Beginning in the late 1980s, the Dieckerts began to acquire land that was contiguous to Big Bend Ranch State Park. They purchased what would become the Masada Ridge Wilderness in sections, eventually accumulating a total of seven square-mile sections of Chihuahuan Desert. “The acquisition of this land was not easy for us on a professor’s salary. The project took over a decade of scrimping, saving, selling other properties, cashing in insurance policies and obtaining bank loans in order to accomplish our goal.”

Once the Dieckerts retired in 1993, they began to spend each December and May camping and hiking the ridge, named “Masada” by the Dieckerts for its similarities to Israel’s Masada in geography and the metaphor in its sanctuary. “Fortress of old, by the Dead Sea: The Masada,” Marilyne wrote in her poem about the Dieckerts’ wilderness dream. “Invincible outpost held for most of a century by Jewish zealots, after all others had succumbed to Roman conquerors. Thus, we christen our private, wild fortress Masada — and we pledge to preserve this wondrous land as a refuge for all wildlife — plant and animal.”

The name imparts a certain pride and perseverance to the ridge’s identity, but underlying Marilyne’s dedication is also a much greater distinction of place — one born from intimacy. The Dieckerts truly loved the desert in a way that only those who sacrifice comfort and security to dwell within it come to understand.

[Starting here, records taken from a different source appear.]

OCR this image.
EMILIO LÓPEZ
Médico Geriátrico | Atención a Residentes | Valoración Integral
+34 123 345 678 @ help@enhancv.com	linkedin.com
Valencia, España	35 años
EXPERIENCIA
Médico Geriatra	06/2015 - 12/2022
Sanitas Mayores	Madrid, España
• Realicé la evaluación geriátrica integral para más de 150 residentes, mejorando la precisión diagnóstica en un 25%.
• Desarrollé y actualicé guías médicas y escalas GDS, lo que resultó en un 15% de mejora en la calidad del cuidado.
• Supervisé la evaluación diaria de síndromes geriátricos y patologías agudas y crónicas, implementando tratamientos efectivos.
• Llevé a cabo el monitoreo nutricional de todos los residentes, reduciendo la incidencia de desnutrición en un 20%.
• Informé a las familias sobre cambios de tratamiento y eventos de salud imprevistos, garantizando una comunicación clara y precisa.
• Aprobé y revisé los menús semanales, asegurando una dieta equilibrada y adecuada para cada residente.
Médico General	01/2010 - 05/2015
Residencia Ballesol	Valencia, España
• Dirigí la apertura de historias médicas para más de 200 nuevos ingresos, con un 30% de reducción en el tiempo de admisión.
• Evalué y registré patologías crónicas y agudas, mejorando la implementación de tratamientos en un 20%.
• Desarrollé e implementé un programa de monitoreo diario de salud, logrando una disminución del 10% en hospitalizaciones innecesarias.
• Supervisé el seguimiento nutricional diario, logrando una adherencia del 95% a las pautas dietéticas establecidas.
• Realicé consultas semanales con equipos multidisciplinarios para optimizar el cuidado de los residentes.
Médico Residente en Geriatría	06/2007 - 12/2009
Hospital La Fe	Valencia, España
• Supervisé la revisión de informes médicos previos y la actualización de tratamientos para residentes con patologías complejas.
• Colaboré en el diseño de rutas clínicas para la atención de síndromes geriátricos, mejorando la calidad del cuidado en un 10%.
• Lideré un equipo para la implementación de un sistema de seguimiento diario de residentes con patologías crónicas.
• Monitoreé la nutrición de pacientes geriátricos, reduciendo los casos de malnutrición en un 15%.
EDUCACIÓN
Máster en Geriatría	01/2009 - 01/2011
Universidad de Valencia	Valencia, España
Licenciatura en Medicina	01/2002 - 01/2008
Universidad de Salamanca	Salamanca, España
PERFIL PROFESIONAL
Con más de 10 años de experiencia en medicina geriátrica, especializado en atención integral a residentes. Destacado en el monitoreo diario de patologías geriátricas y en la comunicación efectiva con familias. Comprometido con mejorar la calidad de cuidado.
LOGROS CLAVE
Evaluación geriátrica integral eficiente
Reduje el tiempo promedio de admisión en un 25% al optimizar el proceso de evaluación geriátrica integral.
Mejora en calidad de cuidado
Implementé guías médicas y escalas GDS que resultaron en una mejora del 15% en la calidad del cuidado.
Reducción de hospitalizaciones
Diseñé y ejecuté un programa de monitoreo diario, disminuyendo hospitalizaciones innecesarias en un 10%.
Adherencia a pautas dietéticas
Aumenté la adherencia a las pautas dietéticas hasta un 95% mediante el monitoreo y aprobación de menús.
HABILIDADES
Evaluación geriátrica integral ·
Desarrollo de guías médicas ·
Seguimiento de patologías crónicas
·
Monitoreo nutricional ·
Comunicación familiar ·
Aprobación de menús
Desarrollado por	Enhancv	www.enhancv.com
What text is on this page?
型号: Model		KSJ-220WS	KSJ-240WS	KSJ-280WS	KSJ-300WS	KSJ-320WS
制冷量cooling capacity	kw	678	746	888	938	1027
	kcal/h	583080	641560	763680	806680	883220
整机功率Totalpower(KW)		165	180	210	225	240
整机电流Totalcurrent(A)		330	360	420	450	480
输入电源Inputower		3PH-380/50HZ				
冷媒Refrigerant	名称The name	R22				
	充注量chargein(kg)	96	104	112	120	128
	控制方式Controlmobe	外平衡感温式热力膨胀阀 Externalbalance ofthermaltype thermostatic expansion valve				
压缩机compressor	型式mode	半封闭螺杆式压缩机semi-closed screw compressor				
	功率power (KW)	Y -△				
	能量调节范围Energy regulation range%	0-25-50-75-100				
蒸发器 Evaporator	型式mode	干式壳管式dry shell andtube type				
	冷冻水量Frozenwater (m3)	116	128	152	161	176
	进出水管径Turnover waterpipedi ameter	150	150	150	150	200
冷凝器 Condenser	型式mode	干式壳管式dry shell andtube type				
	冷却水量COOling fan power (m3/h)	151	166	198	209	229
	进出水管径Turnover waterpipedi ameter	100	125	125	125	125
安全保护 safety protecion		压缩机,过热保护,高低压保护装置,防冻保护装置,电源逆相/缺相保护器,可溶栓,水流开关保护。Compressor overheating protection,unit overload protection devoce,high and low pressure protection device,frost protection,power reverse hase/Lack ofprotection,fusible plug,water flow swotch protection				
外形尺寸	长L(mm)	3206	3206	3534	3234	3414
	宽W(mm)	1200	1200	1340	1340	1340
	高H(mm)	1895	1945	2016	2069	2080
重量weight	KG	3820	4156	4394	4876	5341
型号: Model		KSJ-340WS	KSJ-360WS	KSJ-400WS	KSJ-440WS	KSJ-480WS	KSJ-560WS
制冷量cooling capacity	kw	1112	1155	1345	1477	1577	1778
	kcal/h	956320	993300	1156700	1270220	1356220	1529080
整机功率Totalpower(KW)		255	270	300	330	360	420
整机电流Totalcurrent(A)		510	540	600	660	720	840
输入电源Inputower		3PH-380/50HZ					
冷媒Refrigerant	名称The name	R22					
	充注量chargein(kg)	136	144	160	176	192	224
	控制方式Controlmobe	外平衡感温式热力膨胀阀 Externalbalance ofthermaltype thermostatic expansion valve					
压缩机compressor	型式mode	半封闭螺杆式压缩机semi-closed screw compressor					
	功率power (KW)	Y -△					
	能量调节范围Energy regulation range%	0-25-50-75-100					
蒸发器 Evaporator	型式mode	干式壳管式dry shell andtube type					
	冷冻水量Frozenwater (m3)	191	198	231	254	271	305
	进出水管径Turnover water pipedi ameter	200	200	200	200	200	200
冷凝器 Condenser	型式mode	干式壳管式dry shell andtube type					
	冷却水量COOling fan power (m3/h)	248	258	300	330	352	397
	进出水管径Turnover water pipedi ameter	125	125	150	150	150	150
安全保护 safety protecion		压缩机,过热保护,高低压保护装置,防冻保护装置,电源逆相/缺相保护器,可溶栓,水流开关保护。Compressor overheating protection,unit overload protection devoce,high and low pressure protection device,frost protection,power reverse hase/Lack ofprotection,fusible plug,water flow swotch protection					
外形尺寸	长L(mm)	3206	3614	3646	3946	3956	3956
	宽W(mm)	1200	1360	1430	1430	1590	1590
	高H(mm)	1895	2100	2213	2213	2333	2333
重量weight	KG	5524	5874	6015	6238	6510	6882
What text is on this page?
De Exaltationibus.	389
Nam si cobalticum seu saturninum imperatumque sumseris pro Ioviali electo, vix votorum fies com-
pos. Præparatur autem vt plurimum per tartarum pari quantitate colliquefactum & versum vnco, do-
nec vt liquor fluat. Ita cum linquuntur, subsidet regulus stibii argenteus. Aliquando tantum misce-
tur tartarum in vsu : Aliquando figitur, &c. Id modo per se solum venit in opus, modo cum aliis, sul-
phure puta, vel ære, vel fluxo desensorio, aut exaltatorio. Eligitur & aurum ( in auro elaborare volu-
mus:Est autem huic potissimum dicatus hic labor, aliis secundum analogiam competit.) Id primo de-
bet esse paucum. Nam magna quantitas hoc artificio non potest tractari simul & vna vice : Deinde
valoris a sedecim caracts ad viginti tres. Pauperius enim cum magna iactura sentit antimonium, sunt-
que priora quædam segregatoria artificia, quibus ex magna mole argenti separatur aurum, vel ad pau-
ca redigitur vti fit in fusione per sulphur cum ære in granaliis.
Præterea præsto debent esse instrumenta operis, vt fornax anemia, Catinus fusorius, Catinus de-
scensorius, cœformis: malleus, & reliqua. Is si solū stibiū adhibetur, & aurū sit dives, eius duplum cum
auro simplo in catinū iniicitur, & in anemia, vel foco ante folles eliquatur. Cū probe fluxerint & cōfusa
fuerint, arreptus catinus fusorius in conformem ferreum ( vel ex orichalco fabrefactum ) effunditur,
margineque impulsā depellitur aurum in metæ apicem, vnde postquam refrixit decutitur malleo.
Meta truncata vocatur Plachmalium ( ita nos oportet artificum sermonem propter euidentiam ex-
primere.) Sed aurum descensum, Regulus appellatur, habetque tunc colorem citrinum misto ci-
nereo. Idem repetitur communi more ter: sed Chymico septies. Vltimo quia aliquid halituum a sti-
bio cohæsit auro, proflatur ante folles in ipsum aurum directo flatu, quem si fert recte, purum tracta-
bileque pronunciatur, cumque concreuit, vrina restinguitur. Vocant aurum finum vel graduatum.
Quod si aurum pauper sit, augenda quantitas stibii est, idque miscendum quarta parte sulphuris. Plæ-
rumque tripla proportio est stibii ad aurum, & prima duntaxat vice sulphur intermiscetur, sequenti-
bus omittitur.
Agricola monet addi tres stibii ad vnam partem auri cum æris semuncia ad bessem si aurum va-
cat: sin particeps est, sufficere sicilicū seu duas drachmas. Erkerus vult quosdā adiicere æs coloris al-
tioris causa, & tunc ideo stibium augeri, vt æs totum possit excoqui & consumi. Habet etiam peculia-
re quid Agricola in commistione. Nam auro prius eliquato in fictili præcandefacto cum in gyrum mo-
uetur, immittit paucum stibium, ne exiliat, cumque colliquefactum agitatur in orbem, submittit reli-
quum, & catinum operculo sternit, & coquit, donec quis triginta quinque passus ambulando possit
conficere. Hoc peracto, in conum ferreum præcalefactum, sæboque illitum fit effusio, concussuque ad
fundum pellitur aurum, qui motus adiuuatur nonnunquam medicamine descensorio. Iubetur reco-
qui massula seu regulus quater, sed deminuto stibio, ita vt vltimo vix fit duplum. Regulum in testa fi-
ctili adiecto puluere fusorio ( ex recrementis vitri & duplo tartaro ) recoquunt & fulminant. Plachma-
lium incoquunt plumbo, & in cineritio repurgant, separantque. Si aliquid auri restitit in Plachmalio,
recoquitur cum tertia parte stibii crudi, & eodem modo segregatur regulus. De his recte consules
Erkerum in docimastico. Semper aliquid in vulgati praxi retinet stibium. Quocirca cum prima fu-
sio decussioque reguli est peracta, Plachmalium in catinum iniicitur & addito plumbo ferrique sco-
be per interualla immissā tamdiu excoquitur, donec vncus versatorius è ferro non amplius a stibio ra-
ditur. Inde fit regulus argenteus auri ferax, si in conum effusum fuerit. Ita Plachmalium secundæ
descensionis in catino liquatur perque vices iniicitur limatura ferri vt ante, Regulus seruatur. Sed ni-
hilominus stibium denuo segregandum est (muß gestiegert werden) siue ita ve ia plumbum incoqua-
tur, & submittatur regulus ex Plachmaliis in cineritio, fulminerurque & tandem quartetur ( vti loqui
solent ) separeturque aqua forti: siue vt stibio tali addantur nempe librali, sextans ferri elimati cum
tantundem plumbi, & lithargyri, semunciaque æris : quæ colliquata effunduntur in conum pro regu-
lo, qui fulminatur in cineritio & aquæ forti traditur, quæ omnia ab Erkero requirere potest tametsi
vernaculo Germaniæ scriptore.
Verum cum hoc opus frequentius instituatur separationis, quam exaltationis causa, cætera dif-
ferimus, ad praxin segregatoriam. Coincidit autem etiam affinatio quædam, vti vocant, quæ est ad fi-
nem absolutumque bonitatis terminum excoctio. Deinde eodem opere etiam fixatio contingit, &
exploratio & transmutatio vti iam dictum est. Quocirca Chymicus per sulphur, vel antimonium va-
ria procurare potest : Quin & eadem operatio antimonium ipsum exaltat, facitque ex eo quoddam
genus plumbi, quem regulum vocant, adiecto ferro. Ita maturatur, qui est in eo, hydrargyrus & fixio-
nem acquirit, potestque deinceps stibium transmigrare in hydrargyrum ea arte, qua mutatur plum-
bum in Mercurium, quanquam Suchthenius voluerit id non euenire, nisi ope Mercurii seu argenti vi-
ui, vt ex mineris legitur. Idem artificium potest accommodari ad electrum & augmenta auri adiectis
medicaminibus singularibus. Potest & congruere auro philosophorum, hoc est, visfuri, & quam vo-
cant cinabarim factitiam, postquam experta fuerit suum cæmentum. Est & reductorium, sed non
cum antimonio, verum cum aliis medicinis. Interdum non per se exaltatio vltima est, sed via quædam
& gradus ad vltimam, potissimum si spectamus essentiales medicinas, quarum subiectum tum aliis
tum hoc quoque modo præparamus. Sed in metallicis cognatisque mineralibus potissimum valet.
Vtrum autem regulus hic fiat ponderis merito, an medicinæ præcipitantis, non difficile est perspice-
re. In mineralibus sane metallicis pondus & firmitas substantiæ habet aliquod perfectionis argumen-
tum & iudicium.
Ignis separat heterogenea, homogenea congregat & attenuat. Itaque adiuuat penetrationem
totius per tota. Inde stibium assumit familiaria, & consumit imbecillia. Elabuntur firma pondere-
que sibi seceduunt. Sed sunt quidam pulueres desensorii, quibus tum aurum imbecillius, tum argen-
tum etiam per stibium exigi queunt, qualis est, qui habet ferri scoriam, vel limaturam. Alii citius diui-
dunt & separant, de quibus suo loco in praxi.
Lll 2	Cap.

The Dieckerts spent months at a time living on the ridge with an ascetic’s discipline — conserving water, sleeping unsheltered, grappling with the elements day and night. It is an existence that strips the superfluous from the living and magnifies what remains — sustenance and warmth, in all their physical, emotional and spiritual manifestations. To dwell in the experience alone builds character. But to share a lifetime of experiences creates a bond that neither time nor mortality can break.

The Dieckerts’ desert sojourns ended with Dieck’s passing in June of 2006. But their legacy lives on atop the Masada Ridge, where an unflinching tenacity and a remarkable generosity preserved this ancient desert wildscape for all Texans.